3. Brigadier General Paul Mireau – Paths Of Glory
Stanley Kubrick’s 1957 film depicts French soldiers on a suicidal mission in World War One.
George Macready’s Mireau initially refuses to send his soldiers on the mission, but then a promotion is dangled in front of him and he changes his mind. From then he embarks on an unrelenting insistence for his men to plan and carry out the raid, dismissing the shell shocked, ordering artillery to fire on his own men to drive them into battle, and finally trying to save face by ordering a court martial for a hundred men.
Paths Of Glory is a war film where nobody wins, and being based on a true story lends it another layer of horror.
2. James Bond
The arsehole’s arsehole. Another man who, if he were more pleasant, would be terrible at his chosen career.
If asked to summarise Bond, I would tell you about the time I worked at a cinema that held a late-night screening of Casino Royale for two student halls. Everyone got dressed up in glamorous dresses and tuxedos, and everyone got a free Martini. The allure of Bond’s lifestyle is not matched by a bunch of 20-year olds trying to replicate his alcohol intake, and failing with chunderous results.

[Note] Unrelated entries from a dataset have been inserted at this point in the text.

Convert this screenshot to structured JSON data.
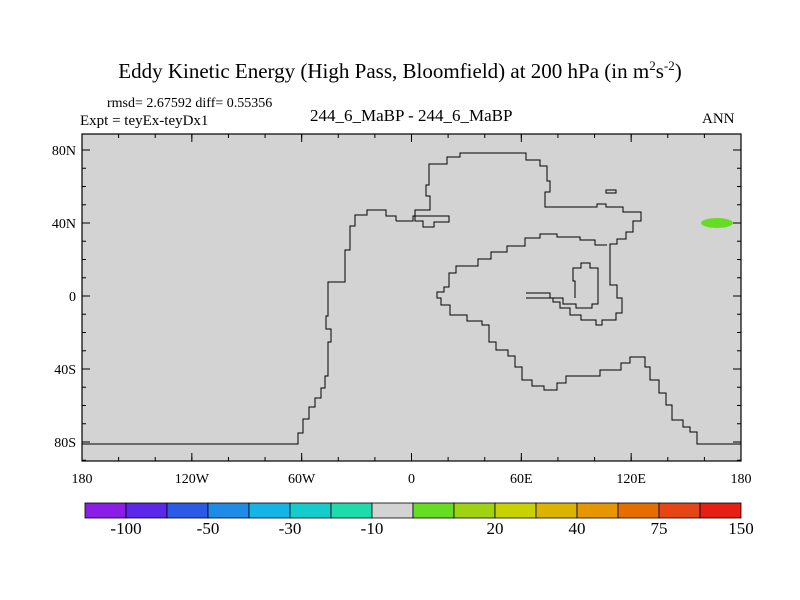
{
  "header": {
    "title": "Eddy Kinetic Energy (High Pass, Bloomfield) at 200 hPa (in m",
    "title_sup1": "2",
    "title_mid": "s",
    "title_sup2": "-2",
    "title_end": ")",
    "stats": "rmsd= 2.67592 diff= 0.55356",
    "expt": "Expt = teyEx-teyDx1",
    "center_label": "244_6_MaBP - 244_6_MaBP",
    "right_label": "ANN"
  },
  "map": {
    "background_color": "#d3d3d3",
    "coastline_color": "#000000",
    "anomaly_color": "#66dd22",
    "y_ticks": [
      "80N",
      "40N",
      "0",
      "40S",
      "80S"
    ],
    "x_ticks": [
      "180",
      "120W",
      "60W",
      "0",
      "60E",
      "120E",
      "180"
    ]
  },
  "colorbar": {
    "colors": [
      "#8a1ee6",
      "#5a28e6",
      "#2a5ae6",
      "#1e8ce6",
      "#14b4e6",
      "#14cccc",
      "#1edcaa",
      "#d3d3d3",
      "#66dd22",
      "#a0d214",
      "#c8d200",
      "#dcb400",
      "#e69600",
      "#e66e00",
      "#e64614",
      "#e61e14"
    ],
    "labels": [
      "-100",
      "-50",
      "-30",
      "-10",
      "20",
      "40",
      "75",
      "150"
    ]
  }
}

The most sobre person in the audience was an American man in shorts and sandals, who would occasionally become excited enough to holler ‘YEAH! ALRIGHT! JAMES BOND!’ at moments such as ‘Bond drinks a ridiculous quantity of whisky because he has just slowly hand-killed some people in a stairwell’, ‘Bond calls the dead women he’s in love with a bitch’, and – with the biggest cheer of all – ‘Bond emerges from the sea in little blue pants’.
In summary: People love James Bond for a variety of reasons, even though he is – like Piers Morgan in a lift – an arsehole on many levels.
1. Captain Vidal – Pan’s Labyrinth
I personally can’t remember having as strong a reaction to a villain as Captain Vidal in Pan’s Labyrinth. A significant point of the film is how utterly loathsome he is when compared with the monsters in the labyrinth. He might be a human being, and not a creature that slips eyeballs into slits on its palms (I mean, look at your palms. Can you imagine putting your eyeballs in them?), but when I worked in a cinema, people often left the screening, unable to stomach his brutality, murmuring something about bottles. Never has a stammer been so uncomfortable to watch.
Vidal is one of the most terrifying, brutal and hate-inspiring figure in the history of cinema; a man so actively hideous that his death is almost punch-the-air joyous.